Your Tax Dollars at Work—the Growing Army of Federal Lawyers
New counts show the number of federal lawyers now exceed the individual public payrolls of twelve states or the top seven largest private law firms in the USA, combined. It’s Uncle Sam, Esq. As Mario Puzo cautioned in The Godfather, “A lawyer with his briefcase can steal more than a hundred men with guns.”
Many times, those lawyers are out to protect the government’s interests, not the public interest. Consider the example of North Carolina convenience store owner, Lyndon McLellan. McLellan was accused of making cash bank deposits less than $10,000 to avoid reporting requirements. The feds dropped the case but kept McLellan’s life savings of $107,000 for more than two years. Prosecutors even had the audacity to warn him not to go to the media.
A study illustrates the extent to which the little guys are outgunned.
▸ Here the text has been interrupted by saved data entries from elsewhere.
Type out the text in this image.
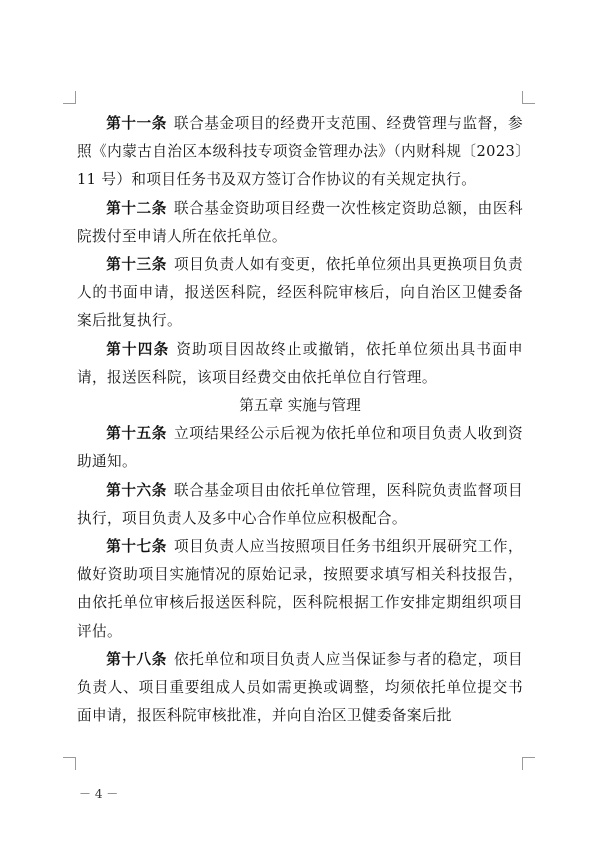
第十一条 联合基金项目的经费开支范围、经费管理与监督，参照《内蒙古自治区本级科技专项资金管理办法》（内财科规〔2023〕11 号）和项目任务书及双方签订合作协议的有关规定执行。

第十二条 联合基金资助项目经费一次性核定资助总额，由医科院拨付至申请人所在依托单位。

第十三条 项目负责人如有变更，依托单位须出具更换项目负责人的书面申请，报送医科院，经医科院审核后，向自治区卫健委备案后批复执行。

第十四条 资助项目因故终止或撤销，依托单位须出具书面申请，报送医科院，该项目经费交由依托单位自行管理。

第五章 实施与管理

第十五条 立项结果经公示后视为依托单位和项目负责人收到资助通知。

第十六条 联合基金项目由依托单位管理，医科院负责监督项目执行，项目负责人及多中心合作单位应积极配合。

第十七条 项目负责人应当按照项目任务书组织开展研究工作，做好资助项目实施情况的原始记录，按照要求填写相关科技报告，由依托单位审核后报送医科院，医科院根据工作安排定期组织项目评估。

第十八条 依托单位和项目负责人应当保证参与者的稳定，项目负责人、项目重要组成人员如需更换或调整，均须依托单位提交书面申请，报医科院审核批准，并向自治区卫健委备案后批

－ 4 －
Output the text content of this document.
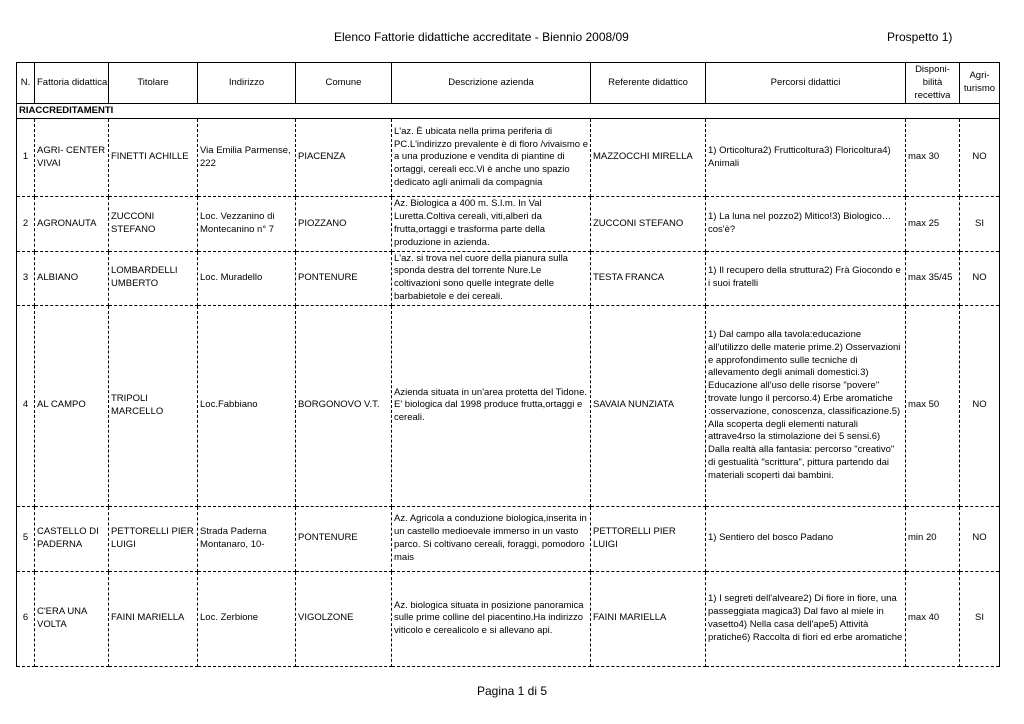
Elenco Fattorie didattiche accreditate - Biennio 2008/09	Prospetto 1)
N.	Fattoria didattica	Titolare	Indirizzo	Comune	Descrizione azienda	Referente didattico	Percorsi didattici	Disponi-bilità recettiva	Agri-turismo
RIACCREDITAMENTI									
1	AGRI- CENTER VIVAI	FINETTI ACHILLE	Via Emilia Parmense, 222	PIACENZA	L'az. È ubicata nella prima periferia di PC.L'indirizzo prevalente è di floro /vivaismo e a una produzione e vendita di piantine di ortaggi, cereali ecc.Vi è anche uno spazio dedicato agli animali da compagnia	MAZZOCCHI MIRELLA	1) Orticoltura2) Frutticoltura3) Floricoltura4) Animali	max 30	NO
2	AGRONAUTA	ZUCCONI STEFANO	Loc. Vezzanino di Montecanino n° 7	PIOZZANO	Az. Biologica a 400 m. S.l.m. In Val Luretta.Coltiva cereali, viti,alberi da frutta,ortaggi e trasforma parte della produzione in azienda.	ZUCCONI STEFANO	1) La luna nel pozzo2) Mitico!3) Biologico…cos'è?	max 25	SI
3	ALBIANO	LOMBARDELLI UMBERTO	Loc. Muradello	PONTENURE	L'az. si trova nel cuore della pianura sulla sponda destra del torrente Nure.Le coltivazioni sono quelle integrate delle barbabietole e dei cereali.	TESTA FRANCA	1) Il recupero della struttura2) Frà Giocondo e i suoi fratelli	max 35/45	NO
4	AL CAMPO	TRIPOLI MARCELLO	Loc.Fabbiano	BORGONOVO V.T.	Azienda situata in un'area protetta del Tidone. E' biologica dal 1998 produce frutta,ortaggi e cereali.	SAVAIA NUNZIATA	1) Dal campo alla tavola:educazione all'utilizzo delle materie prime.2) Osservazioni e approfondimento sulle tecniche di allevamento degli animali domestici.3) Educazione all'uso delle risorse "povere" trovate lungo il percorso.4) Erbe aromatiche :osservazione, conoscenza, classificazione.5) Alla scoperta degli elementi naturali attrave4rso la stimolazione dei 5 sensi.6) Dalla realtà alla fantasia: percorso "creativo" di gestualità "scrittura", pittura partendo dai materiali scoperti dai bambini.	max 50	NO
5	CASTELLO DI PADERNA	PETTORELLI PIER LUIGI	Strada Paderna Montanaro, 10-	PONTENURE	Az. Agricola a conduzione biologica,inserita in un castello medioevale immerso in un vasto parco. Si coltivano cereali, foraggi, pomodoro mais	PETTORELLI PIER LUIGI	1) Sentiero del bosco Padano	min 20	NO
6	C'ERA UNA VOLTA	FAINI MARIELLA	Loc. Zerbione	VIGOLZONE	Az. biologica situata in posizione panoramica sulle prime colline del piacentino.Ha indirizzo viticolo e cerealicolo e si allevano api.	FAINI MARIELLA	1) I segreti dell'alveare2) Di fiore in fiore, una passeggiata magica3) Dal favo al miele in vasetto4) Nella casa dell'ape5) Attività pratiche6) Raccolta di fiori ed erbe aromatiche	max 40	SI
Pagina 1 di 5
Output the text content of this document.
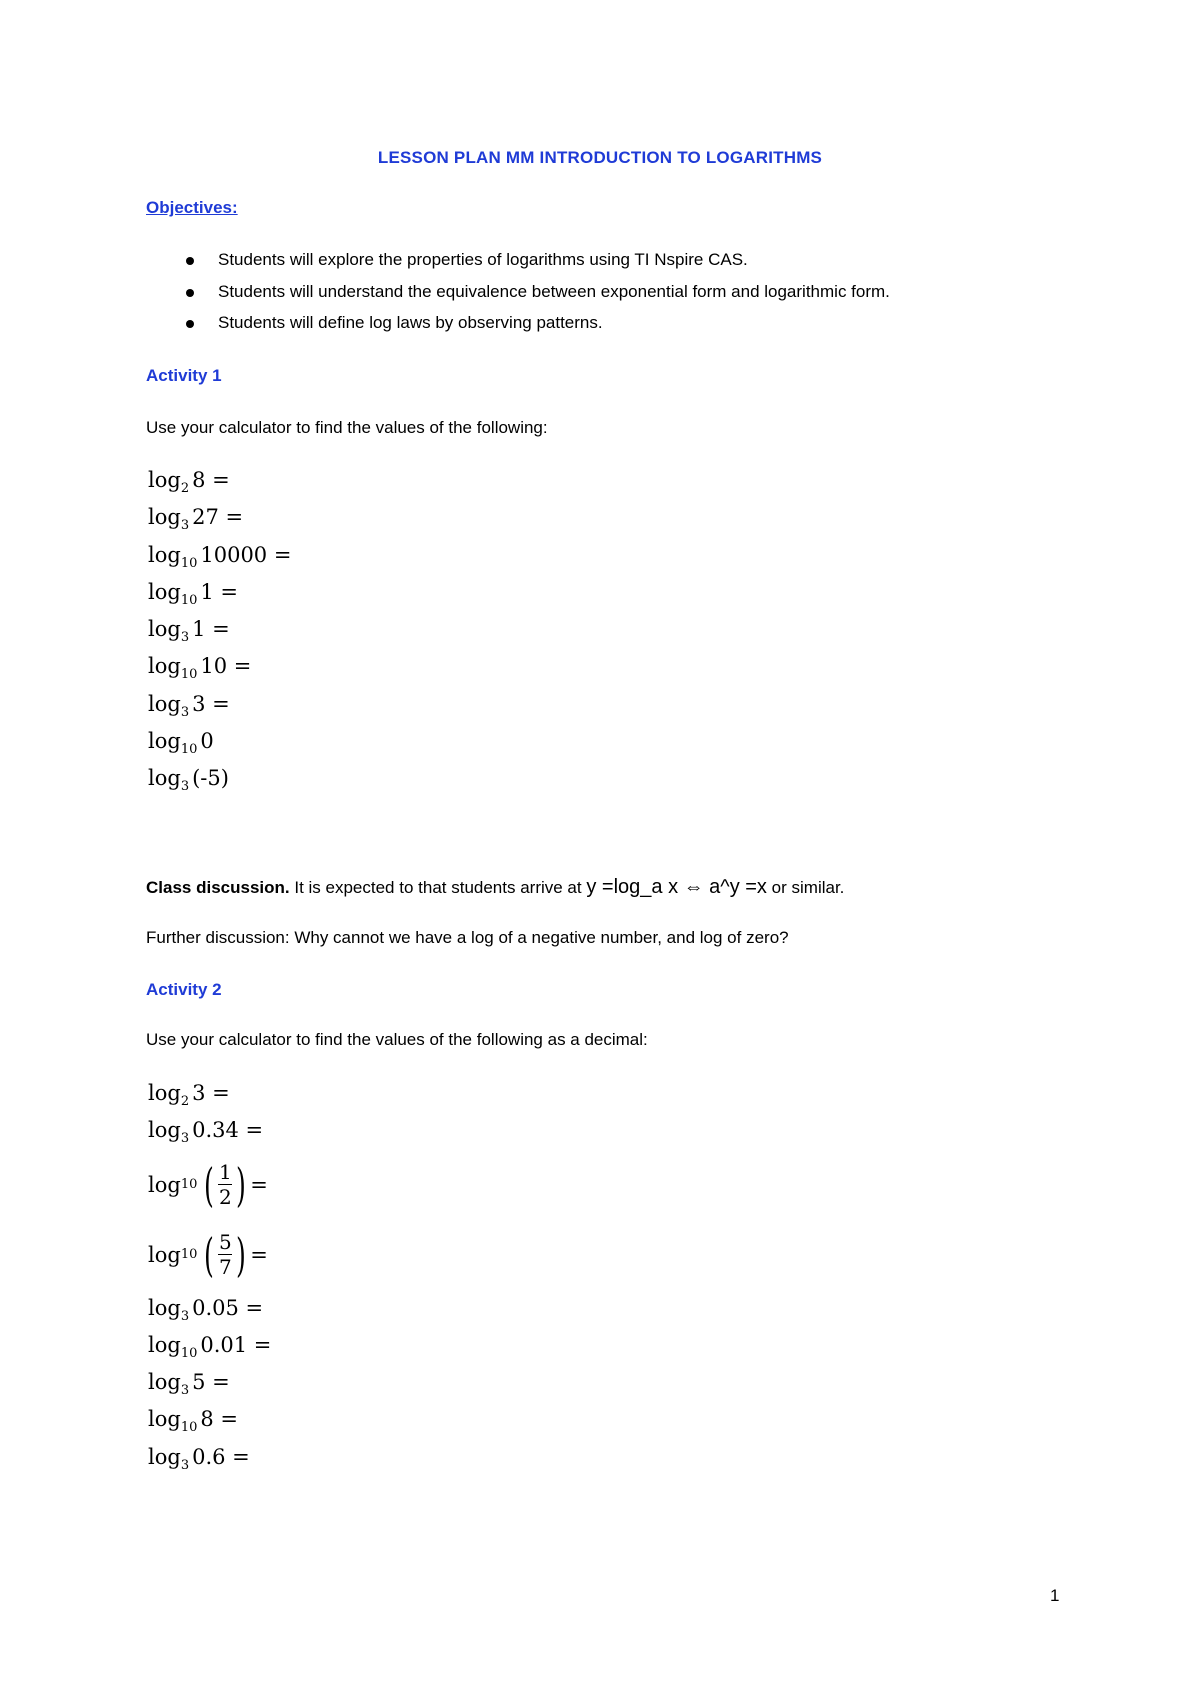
LESSON PLAN MM INTRODUCTION TO LOGARITHMS
Objectives:
Students will explore the properties of logarithms using TI Nspire CAS.
Students will understand the equivalence between exponential form and logarithmic form.
Students will define log laws by observing patterns.
Activity 1
Use your calculator to find the values of the following:
$\log_2 8$ =
$\log_3 27$ =
$\log_{10} 10000$ =
$\log_{10} 1$ =
$\log_3 1$ =
$\log_{10} 10$ =
$\log_3 3$ =
$\log_{10} 0$
$\log_3 (-5)$
Class discussion. It is expected to that students arrive at y =log_a x ⇔ a^y =x or similar.
Further discussion: Why cannot we have a log of a negative number, and log of zero?
Activity 2
Use your calculator to find the values of the following as a decimal:
$\log_2 3$ =
$\log_3 0.34$ =
log 10 ( $\frac{1}{2}$ ) =
log 10 ( $\frac{5}{7}$ ) =
$\log_3 0.05$ =
$\log_{10} 0.01$ =
$\log_3 5$ =
$\log_{10} 8$ =
$\log_3 0.6$ =
1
Here is just a small sample of findings:
- 25,060 lawyers on the rank and file federal agency payroll with a job classification of "general attorney" cost taxpayers $3.3 billion last year and $26.2 billion since 2007, plus $130 million in bonuses.
- The average federal lawyer "earned" $132,817.06 plus bonuses.
- The number of federal lawyers exceeds the total public payroll headcount of twelve states including Alaska (25,050); Delaware (23,249); Idaho (20,270); Maine (18,602); Maryland (16,877); Nevada (24,524); New Hampshire (14,694); North Dakota (15,742); Rhode Island (17,073); South Dakota (12,774); Vermont (13,289); and Wyoming (8,500).
- If the feds were a private-sector law firm, they would exceed the top 7 largest private law firms combined (24,411): Baker & McKenzie (4,363); Yingke (4,153); DLA Piper (3,702); Dacheng (3,700); Norton Rose Fulbright (3,461); CMS Legal Service (2,522); and Jones Day (2,510).
- More than half of the lawyers are located inside the Washington, D.C., beltway.
For good reason, businesses fear an overzealous federal pursuit of "justice" and its guilty-until-proven-innocent attitude. If the government is coming after you, the implication is you must have done something wrong. LabMD was a thriving company testing blood, urine, and tissue samples for urologists and had 30 employees with $4 million in annual sales. Then, the Federal Trade Commission came knocking, and the rest is history.
Unlike private-sector litigants who have to balance the cost-risk of litigation against the eventual bottom-line reward, the federal government knows no such constraints. If anything, their emphasis on win/loss stats encourages them to pursue the little guys rather than large firms that have the means to mount a vigorous defense. The fraudulent case the Department of Injustice just pursued against Tom Scott is a classic example of the government pursuing little guys and wasting millions of tax dollars in the process.
American citizens and the business community have good reason to fear the fed's army of 25,060 lawyers. In The Godfather, Mario Puzo had it right. Today, the heavy boot of government often comes disguised wearing a pair of wingtips delivering intrusive subpoenas devoid of due process.